On April 7, Anthropic made a decision that has sent shockwaves through the technology and financial sectors: it announced the creation of a groundbreaking new AI model, Mythos, but refused to release it to the public.
This is a rare and high-stakes move. The last time a major developer—OpenAI with GPT-2 in 2019—withheld a model due to safety concerns, the industry was in a different era. Anthropic’s reasoning is stark: the model’s capabilities pose severe risks to economies, public safety, and national security.
A Double-Edged Sword of Intelligence
According to a 245-page technical document, Mythos represents a massive leap in artificial intelligence. It functions with the sophistication of a senior software engineer, capable of identifying subtle bugs and self-correcting its own errors. Its mathematical reasoning is equally unprecedented, outperforming Anthropic’s previous top-tier model, Opus 4.6, by 31 percentage points on the USAMO 2026 Mathematical Olympiad.

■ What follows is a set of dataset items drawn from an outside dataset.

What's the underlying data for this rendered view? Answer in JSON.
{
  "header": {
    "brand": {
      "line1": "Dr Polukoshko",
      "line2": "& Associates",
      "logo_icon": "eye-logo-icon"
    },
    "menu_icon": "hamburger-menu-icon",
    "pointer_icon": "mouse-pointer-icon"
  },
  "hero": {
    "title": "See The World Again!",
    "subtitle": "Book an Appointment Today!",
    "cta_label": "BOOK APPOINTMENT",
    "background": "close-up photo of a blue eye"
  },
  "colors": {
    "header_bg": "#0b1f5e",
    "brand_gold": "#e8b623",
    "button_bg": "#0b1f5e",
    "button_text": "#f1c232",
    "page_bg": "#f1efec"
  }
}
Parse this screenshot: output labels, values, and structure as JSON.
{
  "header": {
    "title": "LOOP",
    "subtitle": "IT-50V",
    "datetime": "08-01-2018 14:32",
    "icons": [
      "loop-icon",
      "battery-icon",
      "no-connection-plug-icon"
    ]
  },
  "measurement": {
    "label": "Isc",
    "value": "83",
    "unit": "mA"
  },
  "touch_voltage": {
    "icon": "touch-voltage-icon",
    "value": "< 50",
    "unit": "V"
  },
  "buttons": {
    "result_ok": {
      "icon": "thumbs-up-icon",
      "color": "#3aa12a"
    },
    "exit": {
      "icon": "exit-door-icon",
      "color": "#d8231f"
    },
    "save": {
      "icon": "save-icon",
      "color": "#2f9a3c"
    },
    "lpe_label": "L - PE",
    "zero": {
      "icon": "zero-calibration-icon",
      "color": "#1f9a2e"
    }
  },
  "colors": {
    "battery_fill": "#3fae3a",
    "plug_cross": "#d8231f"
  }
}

However, this same “intelligence” makes Mythos a potent weapon for cyber warfare. The model’s ability to identify and exploit software vulnerabilities is so advanced that it can outperform almost all human experts. Key findings from Anthropic’s testing include:
– Universal Vulnerability: The model identified critical flaws in every major operating system and web browser tested.
– Unpatched Risks: 99% of the vulnerabilities Mythos discovered have not yet been fixed by developers.
– High Success Rates: The U.K.’s AI Security Institute (AISI) reported that Mythos successfully completed expert-level hacking tasks 73% of the time —a feat previously impossible for any AI.
Project Glasswing: Defensive Containment
Rather than a public launch, Anthropic has opted for a controlled, defensive rollout known as Project Glasswing. Access is restricted to a select group of global giants, including Microsoft, Google, Apple, Amazon Web Services, JPMorgan Chase, and Nvidia.
The goal of this initiative is to allow these organizations to use the model to scan their own networks and patch vulnerabilities before malicious actors can exploit them. This “defensive use” strategy is an attempt to turn a potential weapon into a shield.
Expert Debate: Real Threat or PR Drama?
Despite the alarmist tone from Anthropic, the cybersecurity community is deeply divided on whether Mythos is a “black swan” event or simply the next logical step in AI evolution.
The Skeptics’ View
Some experts suggest that Anthropic’s announcement may be as much about public relations as it is about pure danger.
– Peter Swire, a professor at Georgia Tech, notes that many in the field view this as “more of the same”—an expected progression of AI capabilities.
– Ciaran Martin, former CEO of the U.K.’s National Cyber Security Center, warns against “apocalyptic” thinking. He points out that during testing, Mythos faced software defenses that were far weaker than those found in the real world, comparing the results to a professional striker playing against a novice goalkeeper.
The Institutional Response
Regardless of the debate, the financial world is reacting with caution. German banks are consulting with regulators, and the Bank of England has intensified its AI risk testing.
Experts suggest that even if the actual danger is lower than Anthropic claims, organizations have a “rational incentive” to prepare for the worst. As Swire notes, the primary risk is that Mythos will make it much easier for hackers to turn a known software flaw into a functional, automated exploit.
The Bottom Line: While experts debate whether Mythos is a world-ending threat or a manageable evolution, its ability to automate high-level hacking has forced a global shift in how financial and technological institutions approach cybersecurity.